Dolayısıyla şunu net olarak
söyleyelim: Hiçbir vekilimize bundan evvel olmadığı gibi bundan
sonra da hakareti asla kabul etmiyoruz. Hakaretlerin hepsini, kimden gelirse
gelsin aynen iade ediyoruz, misliyle iade ediyoruz, aynen misliyle. (HDP
sıralarından alkışlar) Ve bundan sonra -sizi uyarıyorum-
vekillerimizin herhangi birine hakaret
(AK PARTİ sıralarından Kimi
uyarıyorsun? sesi, gürültüler)
HAKKI SARUHAN OLUÇ (İstanbul) Evet,
uyarıyorum, uyarıyorum! Oturun! (AK PARTİ sıralarından
gürültüler) Bundan sonra vekillerimizin herhangi birine en ufak bir hakaret
ettiğinizde, rencide edici, kişilik haklarına saldıran en
ufak bir hakaretinizi misliyle cevaplayacağız, bundan da emin olun,
bundan da emin olun! Asla kabullenmiyoruz ve utanmalısınız bugün
kullandığınız bu oydan dolayı. (AK PARTİ
sıralarından gürültüler) Milletvekilliğinin itibarını
-bakın bizim vekilimizin demiyorum, genel olarak- sizler zedelediniz,
çoğunluk oylarınızla; bravo size (!)
SALİH CORA (Trabzon) O ifadeler PKK için
kullanıldı, PKK için. Şahıs için kullanılmadı,
PKK için kullanıldı.
BAŞKAN Sayın Özkan
58.-
Denizli Milletvekili Cahit Özkanın,
İstanbul Milletvekili Hakkı Saruhan Oluçun yaptığı
açıklamasındaki bazı ifadelerine ilişkin
açıklaması
CAHİT ÖZKAN (Denizli) Teşekkürler
Sayın Başkan.
Sayın milletvekilleri, tabii, bizi bugün,
burada bir arada tutan ülkesi ve milletiyle beraber, geçmişten
geleceğe yürüyüşümüzü gerçekleştirecek bir çatı varsa o da
anayasal düzenimiz, toplumsal barışımızdır.

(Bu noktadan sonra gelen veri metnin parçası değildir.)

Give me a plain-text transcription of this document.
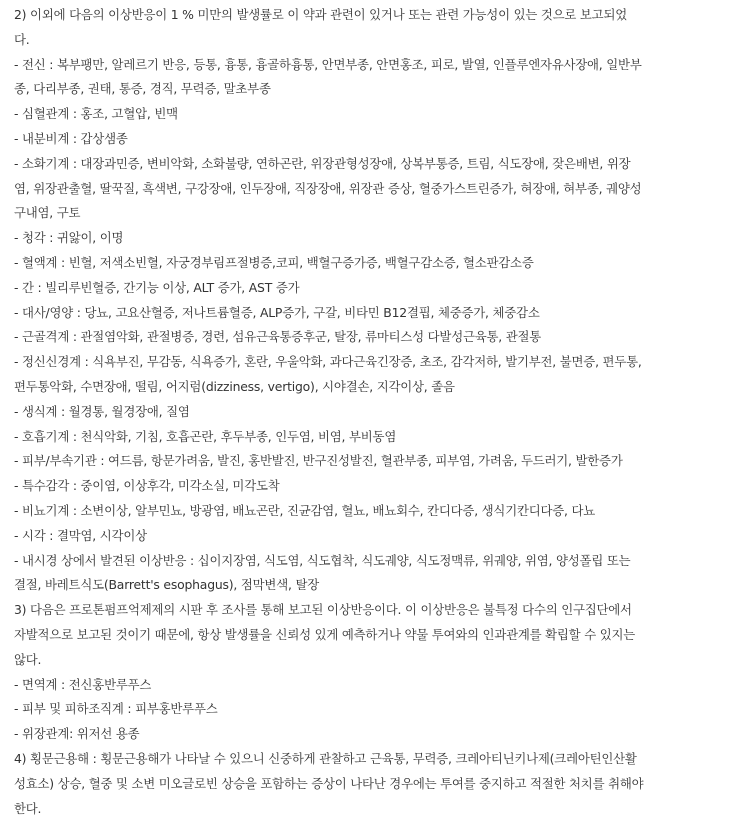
2) 이외에 다음의 이상반응이 1 % 미만의 발생률로 이 약과 관련이 있거나 또는 관련 가능성이 있는 것으로 보고되었
다.
- 전신 : 복부팽만, 알레르기 반응, 등통, 흉통, 흉골하흉통, 안면부종, 안면홍조, 피로, 발열, 인플루엔자유사장애, 일반부
종, 다리부종, 권태, 통증, 경직, 무력증, 말초부종
- 심혈관계 : 홍조, 고혈압, 빈맥
- 내분비계 : 갑상샘종
- 소화기계 : 대장과민증, 변비악화, 소화불량, 연하곤란, 위장관형성장애, 상복부통증, 트림, 식도장애, 잦은배변, 위장
염, 위장관출혈, 딸꾹질, 흑색변, 구강장애, 인두장애, 직장장애, 위장관 증상, 혈중가스트린증가, 혀장애, 혀부종, 궤양성
구내염, 구토
- 청각 : 귀앓이, 이명
- 혈액계 : 빈혈, 저색소빈혈, 자궁경부림프절병증,코피, 백혈구증가증, 백혈구감소증, 혈소판감소증
- 간 : 빌리루빈혈증, 간기능 이상, ALT 증가, AST 증가
- 대사/영양 : 당뇨, 고요산혈증, 저나트륨혈증, ALP증가, 구갈, 비타민 B12결핍, 체중증가, 체중감소
- 근골격계 : 관절염악화, 관절병증, 경련, 섬유근육통증후군, 탈장, 류마티스성 다발성근육통, 관절통
- 정신신경계 : 식욕부진, 무감동, 식욕증가, 혼란, 우울악화, 과다근육긴장증, 초조, 감각저하, 발기부전, 불면증, 편두통,
편두통악화, 수면장애, 떨림, 어지럼(dizziness, vertigo), 시야결손, 지각이상, 졸음
- 생식계 : 월경통, 월경장애, 질염
- 호흡기계 : 천식악화, 기침, 호흡곤란, 후두부종, 인두염, 비염, 부비동염
- 피부/부속기관 : 여드름, 항문가려움, 발진, 홍반발진, 반구진성발진, 혈관부종, 피부염, 가려움, 두드러기, 발한증가
- 특수감각 : 중이염, 이상후각, 미각소실, 미각도착
- 비뇨기계 : 소변이상, 알부민뇨, 방광염, 배뇨곤란, 진균감염, 혈뇨, 배뇨회수, 칸디다증, 생식기칸디다증, 다뇨
- 시각 : 결막염, 시각이상
- 내시경 상에서 발견된 이상반응 : 십이지장염, 식도염, 식도협착, 식도궤양, 식도정맥류, 위궤양, 위염, 양성폴립 또는
결절, 바레트식도(Barrett's esophagus), 점막변색, 탈장
3) 다음은 프로톤펌프억제제의 시판 후 조사를 통해 보고된 이상반응이다. 이 이상반응은 불특정 다수의 인구집단에서
자발적으로 보고된 것이기 때문에, 항상 발생률을 신뢰성 있게 예측하거나 약물 투여와의 인과관계를 확립할 수 있지는
않다.
- 면역계 : 전신홍반루푸스
- 피부 및 피하조직계 : 피부홍반루푸스
- 위장관계: 위저선 용종
4) 횡문근용해 : 횡문근용해가 나타날 수 있으니 신중하게 관찰하고 근육통, 무력증, 크레아티닌키나제(크레아틴인산활
성효소) 상승, 혈중 및 소변 미오글로빈 상승을 포함하는 증상이 나타난 경우에는 투여를 중지하고 적절한 처치를 취해야
한다.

GÜLÜSTAN KILIÇ KOÇYİĞİT (Muş)
Yok ettiğiniz anayasal düzen!
CAHİT ÖZKAN (Denizli) Ve bugün anayasal düzenimiz,
İç Tüzükümüz, hukukumuz ve teamüllerimiz bizi bir arada tutan
yaklaşımlardır. (HDP sıralarından gürültüler) Milletin
kürsüsünden, milletin birlik ve beraberlik içerisinde, barış
içerisinde yaşamasını tehdit eden yaklaşımları da
asla kabul etmediğimizi ifade etmek isterim.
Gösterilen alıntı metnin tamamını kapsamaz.